At about that time I was removed from him. Naturally they took me away to a cell in the Carnarvon Street police station, where I was very soon visited by the idiot Grainger and an English doctor who asked me ridiculous questions such as was I mad or not. I really did not care. What distressed me was that the creature had not died. My surprise at this seemed further proof of insanity, that I had believed it possible to kill a man by stabbing him in the buttock.
So there was one more court case, Mem, and I was deported to Australia. I understood I was to be sent to hospital but when the ship docked there was no-one to meet me and I simply walked away.
Sydney people are always bragging about this
beautiful place they live in, but there were no pretty vistas in my life. I found a flat in a hot, bare street in Randwick and a job in the traffic department of an ad agency. Endless bus rides every day. A hateful job, nagging and whining, threatening and pushing, like a parking cop—brown bombers, we used to call them. The clever snot-nosed copywriters would not give me face. If I had not hated them, I would have had no passion at all. My girl was gone forever and now this horrid job provided my only society. Each night I drank two beers in a bar and then went home to work at my whisky. One more, one more—satu lagi, as we say.
You might think I would now feel free at least. I could lie in bed without fear the monster was about to creep into the room, yet in truth he had become part of me. After all, he had shaped my life, stolen my heart, cramped my fingers, made me a homeless traveller when I had never wished to leave my street.
Need not have worried-ah. Twelve months later his letter found me at the advertising agency.
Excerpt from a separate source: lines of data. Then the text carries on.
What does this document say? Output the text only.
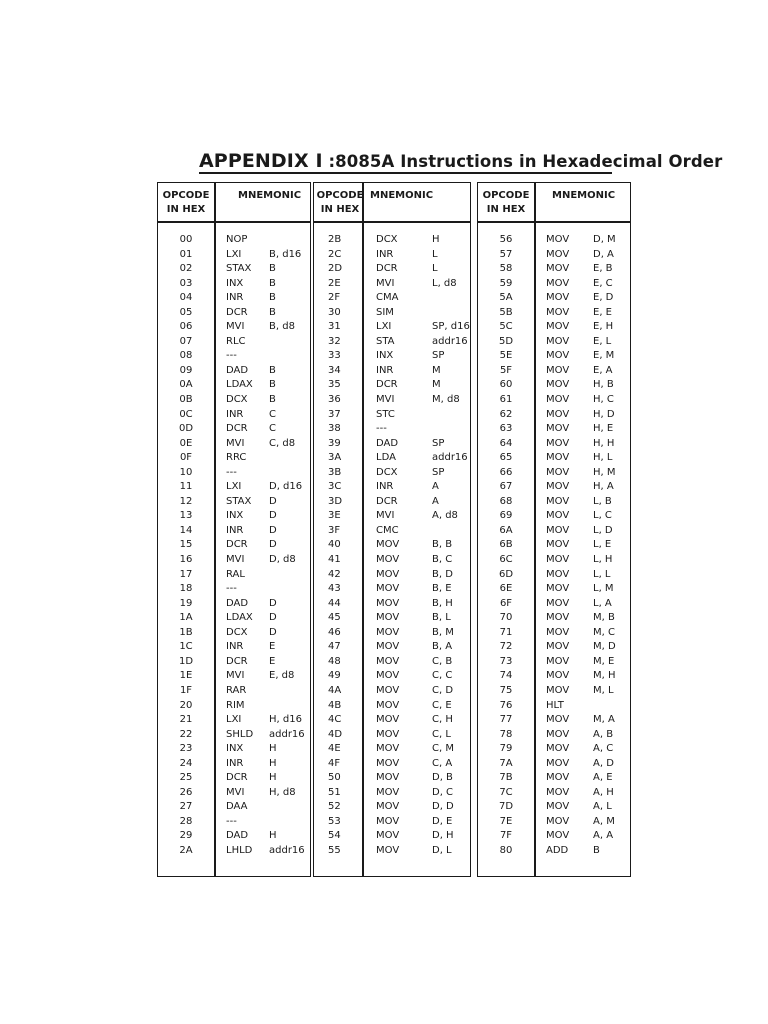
APPENDIX I :8085A Instructions in Hexadecimal Order
OPCODE
IN HEX
MNEMONIC
00	NOP
01	LXI	B, d16
02	STAX B
03	INX	B
04	INR	B
05	DCR B
06	MVI B, d8
07	RLC
08	---
09	DAD B
0A	LDAX B
0B	DCX B
0C	INR	C
0D	DCR C
0E	MVI C, d8
0F	RRC
10	---
11	LXI	D, d16
12	STAX D
13	INX	D
14	INR	D
15	DCR D
16	MVI D, d8
17	RAL
18	---
19	DAD D
1A	LDAX D
1B	DCX D
1C	INR	E
1D	DCR E
1E	MVI E, d8
1F	RAR
20	RIM
21	LXI	H, d16
22	SHLD addr16
23	INX	H
24	INR	H
25	DCR H
26	MVI H, d8
27	DAA
28	---
29	DAD H
2A	LHLD addr16
OPCODE
IN HEX
MNEMONIC
2B	DCX	H
2C	INR	L
2D	DCR	L
2E	MVI	L, d8
2F	CMA
30	SIM
31	LXI	SP, d16
32	STA	addr16
33	INX	SP
34	INR	M
35	DCR	M
36	MVI	M, d8
37	STC
38	---
39	DAD	SP
3A	LDA	addr16
3B	DCX	SP
3C	INR	A
3D	DCR	A
3E	MVI	A, d8
3F	CMC
40	MOV	B, B
41	MOV	B, C
42	MOV	B, D
43	MOV	B, E
44	MOV	B, H
45	MOV	B, L
46	MOV	B, M
47	MOV	B, A
48	MOV	C, B
49	MOV	C, C
4A	MOV	C, D
4B	MOV	C, E
4C	MOV	C, H
4D	MOV	C, L
4E	MOV	C, M
4F	MOV	C, A
50	MOV	D, B
51	MOV	D, C
52	MOV	D, D
53	MOV	D, E
54	MOV	D, H
55	MOV	D, L
OPCODE
IN HEX
MNEMONIC
56	MOV D, M
57	MOV D, A
58	MOV E, B
59	MOV E, C
5A	MOV E, D
5B	MOV E, E
5C	MOV E, H
5D	MOV E, L
5E	MOV E, M
5F	MOV E, A
60	MOV H, B
61	MOV H, C
62	MOV H, D
63	MOV H, E
64	MOV H, H
65	MOV H, L
66	MOV H, M
67	MOV H, A
68	MOV L, B
69	MOV L, C
6A	MOV L, D
6B	MOV L, E
6C	MOV L, H
6D	MOV L, L
6E	MOV L, M
6F	MOV L, A
70	MOV M, B
71	MOV M, C
72	MOV M, D
73	MOV M, E
74	MOV M, H
75	MOV M, L
76	HLT
77	MOV M, A
78	MOV A, B
79	MOV A, C
7A	MOV A, D
7B	MOV A, E
7C	MOV A, H
7D	MOV A, L
7E	MOV A, M
7F	MOV A, A
80	ADD B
So you miss me also, I thought, for he was the type that always has to win the argument. Kiasu, they say here. Scared to lose. It is meant to be the Malaysian disease. And in his ten pages I felt the head of steam he had. What a triumph he now was. How he had overcome me. I had brought him forth ignorant into the world but now he knew six languages, five of which I never heard of. So learned now. He knew the holy books of Buddha and Mohammed. He knew the name of everything that lived on the Malaysian earth. He was the greatest writer ever born. Much tiresome bombast, such as had always marked him, the same sort of rant Donald Defoe had heard in Bali. Yet even as I read I had no inkling of what was to come. It was not until the last page, Mem, I found what was eating him.